Alisa Bokulich is an American philosopher of science and Professor of Philosophy at Boston University. Since 2010 she has been the Director of the Center for Philosophy and History of Science at Boston University, where she organizes the Boston Colloquium for Philosophy of Science, and serves as a Series Editor for Boston Studies in Philosophy and History of Science. She was the first woman ever to be tenured in the Philosophy Department at Boston University and the first woman to become a director of a center for history and philosophy of science in North America.
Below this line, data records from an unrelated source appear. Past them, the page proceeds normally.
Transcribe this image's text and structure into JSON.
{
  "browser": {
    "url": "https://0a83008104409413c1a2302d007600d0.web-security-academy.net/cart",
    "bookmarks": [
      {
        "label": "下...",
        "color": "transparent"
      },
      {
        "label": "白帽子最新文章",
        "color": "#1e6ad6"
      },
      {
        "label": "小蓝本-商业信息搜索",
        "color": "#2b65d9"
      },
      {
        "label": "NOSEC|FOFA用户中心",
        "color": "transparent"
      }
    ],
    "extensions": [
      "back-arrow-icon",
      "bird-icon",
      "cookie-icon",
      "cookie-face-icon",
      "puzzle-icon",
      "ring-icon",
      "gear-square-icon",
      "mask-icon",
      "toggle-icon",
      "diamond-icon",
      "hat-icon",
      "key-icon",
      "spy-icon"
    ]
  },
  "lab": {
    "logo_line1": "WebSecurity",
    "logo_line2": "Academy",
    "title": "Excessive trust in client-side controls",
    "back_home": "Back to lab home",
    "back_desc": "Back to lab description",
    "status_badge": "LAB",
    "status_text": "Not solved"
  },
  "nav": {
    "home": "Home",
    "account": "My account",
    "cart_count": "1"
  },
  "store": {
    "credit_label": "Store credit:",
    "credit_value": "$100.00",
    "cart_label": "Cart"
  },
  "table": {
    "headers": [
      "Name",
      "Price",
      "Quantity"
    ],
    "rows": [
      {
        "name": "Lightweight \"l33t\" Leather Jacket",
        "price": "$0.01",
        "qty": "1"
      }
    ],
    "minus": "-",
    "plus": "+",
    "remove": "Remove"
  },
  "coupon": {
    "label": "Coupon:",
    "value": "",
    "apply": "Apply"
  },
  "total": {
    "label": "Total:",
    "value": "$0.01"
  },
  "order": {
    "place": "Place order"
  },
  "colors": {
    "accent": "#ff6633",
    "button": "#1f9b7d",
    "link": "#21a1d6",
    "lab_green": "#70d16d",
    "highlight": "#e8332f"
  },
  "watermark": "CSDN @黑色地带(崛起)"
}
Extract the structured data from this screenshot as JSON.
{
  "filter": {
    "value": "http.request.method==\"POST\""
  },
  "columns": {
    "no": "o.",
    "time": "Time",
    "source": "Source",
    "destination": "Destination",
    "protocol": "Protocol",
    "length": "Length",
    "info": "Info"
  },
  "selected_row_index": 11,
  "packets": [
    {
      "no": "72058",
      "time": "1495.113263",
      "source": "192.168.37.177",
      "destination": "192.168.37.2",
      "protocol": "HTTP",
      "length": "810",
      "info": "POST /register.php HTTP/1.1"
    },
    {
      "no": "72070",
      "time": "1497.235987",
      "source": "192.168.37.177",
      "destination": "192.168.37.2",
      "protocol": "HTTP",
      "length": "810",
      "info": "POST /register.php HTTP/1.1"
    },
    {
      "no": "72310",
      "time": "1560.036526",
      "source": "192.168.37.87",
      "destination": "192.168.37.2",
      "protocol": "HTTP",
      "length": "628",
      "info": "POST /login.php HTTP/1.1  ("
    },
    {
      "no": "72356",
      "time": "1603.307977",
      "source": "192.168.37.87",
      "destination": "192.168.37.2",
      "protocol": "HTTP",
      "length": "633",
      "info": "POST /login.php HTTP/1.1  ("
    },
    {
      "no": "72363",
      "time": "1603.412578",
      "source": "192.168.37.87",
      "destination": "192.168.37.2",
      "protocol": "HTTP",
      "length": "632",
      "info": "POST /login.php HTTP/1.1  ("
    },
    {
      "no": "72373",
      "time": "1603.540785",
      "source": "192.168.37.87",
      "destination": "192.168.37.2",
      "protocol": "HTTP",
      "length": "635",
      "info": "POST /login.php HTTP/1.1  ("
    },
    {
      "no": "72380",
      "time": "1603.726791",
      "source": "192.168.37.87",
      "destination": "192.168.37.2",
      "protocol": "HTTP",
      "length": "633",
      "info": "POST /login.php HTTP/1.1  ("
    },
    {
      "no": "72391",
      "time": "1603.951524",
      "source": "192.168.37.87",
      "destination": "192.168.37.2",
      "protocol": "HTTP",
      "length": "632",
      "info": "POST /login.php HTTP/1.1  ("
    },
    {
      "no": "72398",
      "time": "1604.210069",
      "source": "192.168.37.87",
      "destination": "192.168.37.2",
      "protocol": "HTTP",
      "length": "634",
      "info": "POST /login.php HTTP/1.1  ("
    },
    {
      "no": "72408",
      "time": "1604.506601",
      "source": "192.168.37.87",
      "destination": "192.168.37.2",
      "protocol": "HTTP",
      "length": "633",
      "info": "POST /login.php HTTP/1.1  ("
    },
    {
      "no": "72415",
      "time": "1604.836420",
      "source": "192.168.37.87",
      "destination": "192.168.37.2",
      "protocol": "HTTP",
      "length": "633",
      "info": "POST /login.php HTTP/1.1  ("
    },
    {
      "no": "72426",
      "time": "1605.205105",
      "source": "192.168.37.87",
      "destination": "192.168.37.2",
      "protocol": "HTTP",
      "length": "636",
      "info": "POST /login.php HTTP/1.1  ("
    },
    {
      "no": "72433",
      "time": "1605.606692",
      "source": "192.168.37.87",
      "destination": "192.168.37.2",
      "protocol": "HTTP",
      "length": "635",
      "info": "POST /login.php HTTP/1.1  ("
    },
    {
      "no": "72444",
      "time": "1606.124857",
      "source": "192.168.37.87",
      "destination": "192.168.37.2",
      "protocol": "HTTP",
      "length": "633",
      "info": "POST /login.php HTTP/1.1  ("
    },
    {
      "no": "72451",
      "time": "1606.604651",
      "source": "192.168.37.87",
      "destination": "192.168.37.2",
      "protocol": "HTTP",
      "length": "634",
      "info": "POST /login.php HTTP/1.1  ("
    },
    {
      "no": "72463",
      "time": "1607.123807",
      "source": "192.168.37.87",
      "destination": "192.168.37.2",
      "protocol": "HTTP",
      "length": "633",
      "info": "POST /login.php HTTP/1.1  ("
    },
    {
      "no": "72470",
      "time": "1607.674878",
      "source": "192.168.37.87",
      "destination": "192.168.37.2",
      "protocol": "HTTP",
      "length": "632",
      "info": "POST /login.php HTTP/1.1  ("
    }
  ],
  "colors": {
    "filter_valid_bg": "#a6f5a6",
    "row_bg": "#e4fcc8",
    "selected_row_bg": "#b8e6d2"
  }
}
Bokulich attended high school at Forest Ridge School in Bellevue, Washington, got her Bachelor’s in Philosophy, with a minor in Physics, from Washington State University, and received her Ph.D. from the Program in History and Philosophy of Science at the University of Notre Dame, under the direction of the physicist James T. Cushing. Her academic genealogy, traced through Ph.D. dissertation advisors, is Cushing—Max Dresden—George Uhlenbeck--Paul Ehrenfest--Ludwig Boltzmann.
Her research focuses on the history and philosophy of the physical sciences, especially classical and quantum mechanics, and more recently philosophy of the Earth sciences. She has published widely on topics such as models, explanation, natural kinds, thought experiments, fictions in science, supertasks, and the history of quantum theory. She is the author of the book Reexamining the Quantum-Classical Relation: Beyond Reductionism and Pluralism (Cambridge UP 2008), which has been well received by physicists and philosophers alike, and co-editor of four other books.